Andy Rothman is an investment strategist at Matthews Asia. He is principally responsible for developing research focused on China’s ongoing economic and political developments while also complementing the broader investment team with in-depth analysis on Asia. In addition, Rothman plays a key role in communicating to clients and the media the firm’s perspectives and latest insights into China and the greater Asia region. Prior to joining Matthews Asia in 2014, Rothman spent 14 years as CLSA’s China macroeconomic strategist, where he conducted analysis into China and delivered his insights to their clients.

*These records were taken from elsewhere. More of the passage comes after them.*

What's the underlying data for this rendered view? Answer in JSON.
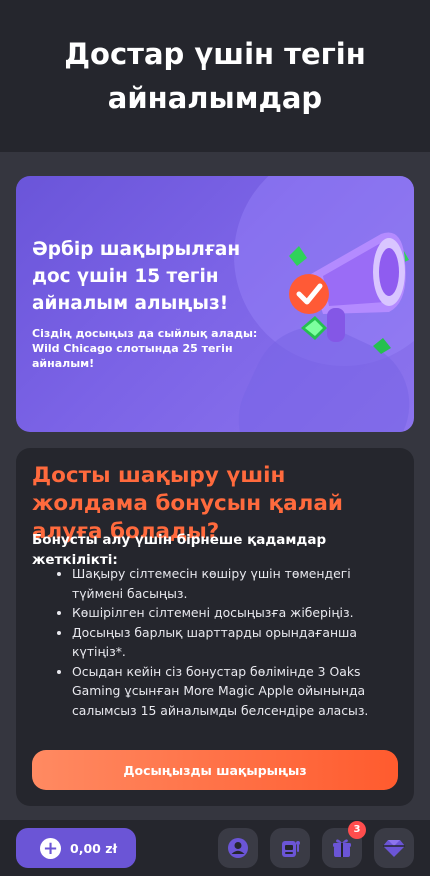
{
  "header": {
    "title": "Достар үшін тегін айналымдар"
  },
  "promo": {
    "title": "Әрбір шақырылған дос үшін 15 тегін айналым алыңыз!",
    "subtitle": "Сіздің досыңыз да сыйлық алады: Wild Chicago слотында 25 тегін айналым!",
    "image_icon": "megaphone-icon"
  },
  "card": {
    "title": "Досты шақыру үшін жолдама бонусын қалай алуға болады?",
    "subtitle": "Бонусты алу үшін бірнеше қадамдар жеткілікті:",
    "steps": [
      "Шақыру сілтемесін көшіру үшін төмендегі түймені басыңыз.",
      "Көшірілген сілтемені досыңызға жіберіңіз.",
      "Досыңыз барлық шарттарды орындағанша күтіңіз*.",
      "Осыдан кейін сіз бонустар бөлімінде 3 Oaks Gaming ұсынған More Magic Apple ойынында салымсыз 15 айналымды белсендіре аласыз."
    ],
    "cta_label": "Досыңызды шақырыңыз"
  },
  "bottom_bar": {
    "balance": "0,00 zł",
    "balance_icon": "plus-icon",
    "nav": [
      {
        "icon": "user-icon"
      },
      {
        "icon": "slot-machine-icon"
      },
      {
        "icon": "gift-icon",
        "badge": "3"
      },
      {
        "icon": "diamond-icon"
      }
    ]
  },
  "colors": {
    "accent_orange": "#ff6a3d",
    "purple": "#6b55d6",
    "background": "#35363f",
    "panel": "#25262d"
  }
}
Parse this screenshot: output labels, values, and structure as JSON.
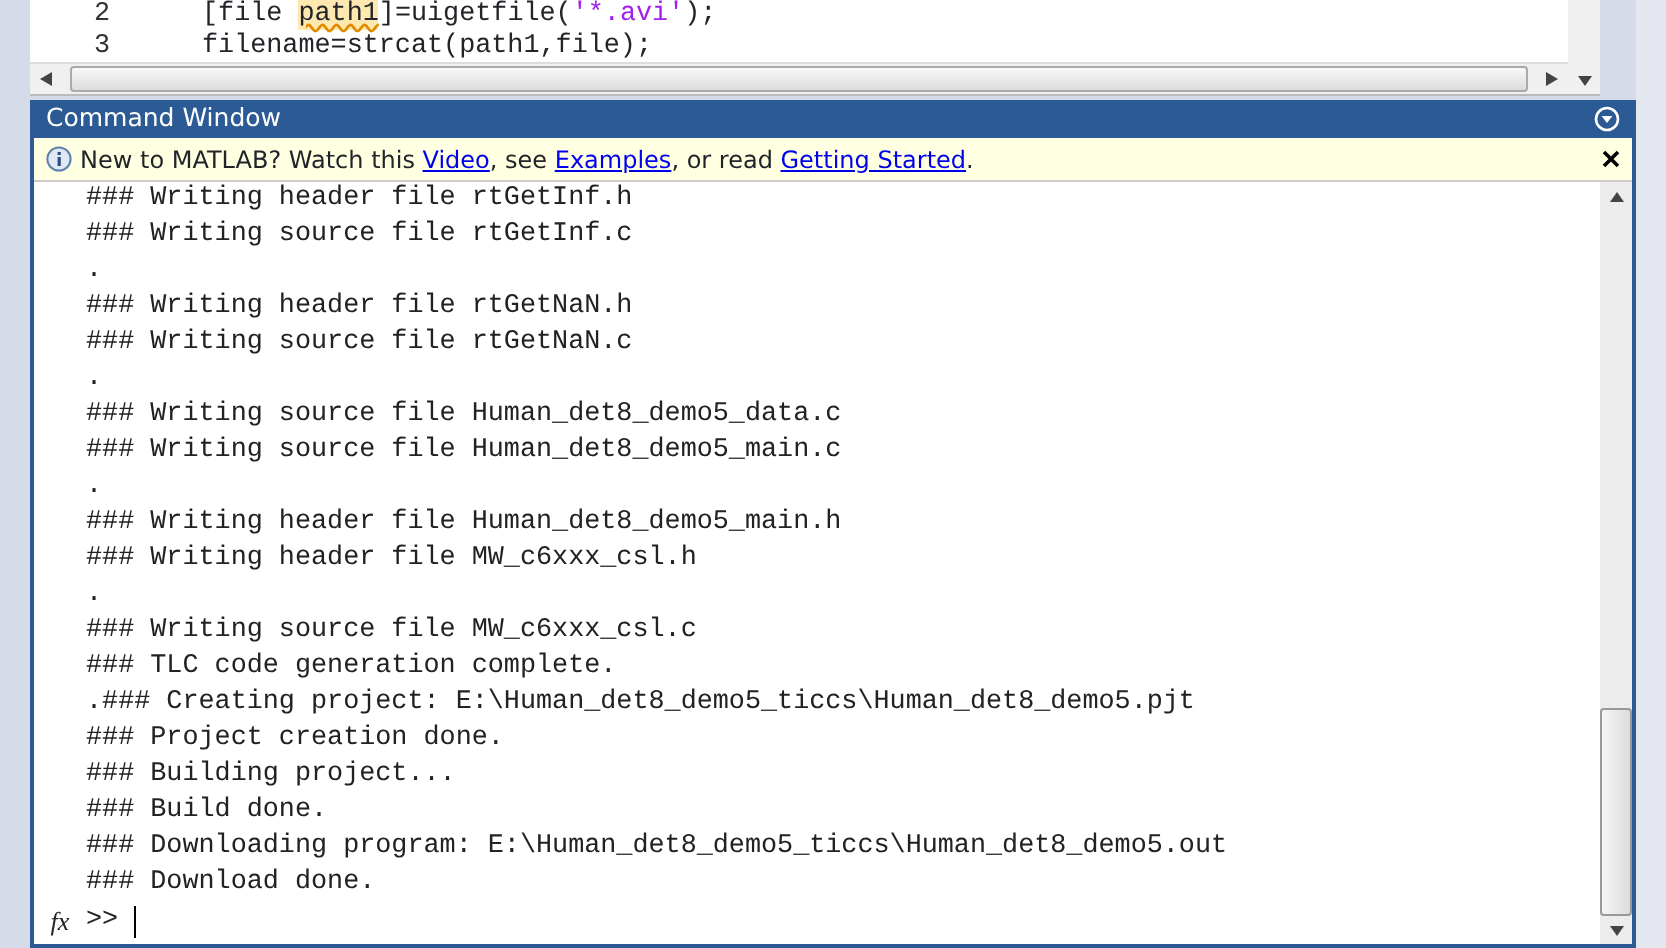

Previously, Rothman spent 17 years in the U.S. Foreign Service, with a diplomatic career focused on China, including as head of the macroeconomics and domestic policy office of the U.S. Embassy in Beijing. In total, Rothman has lived and worked in China for more than 20 years. He earned an MA in public administration from the Lyndon B. Johnson School of Public Affairs and a BA from Colgate University. He is a proficient Mandarin speaker.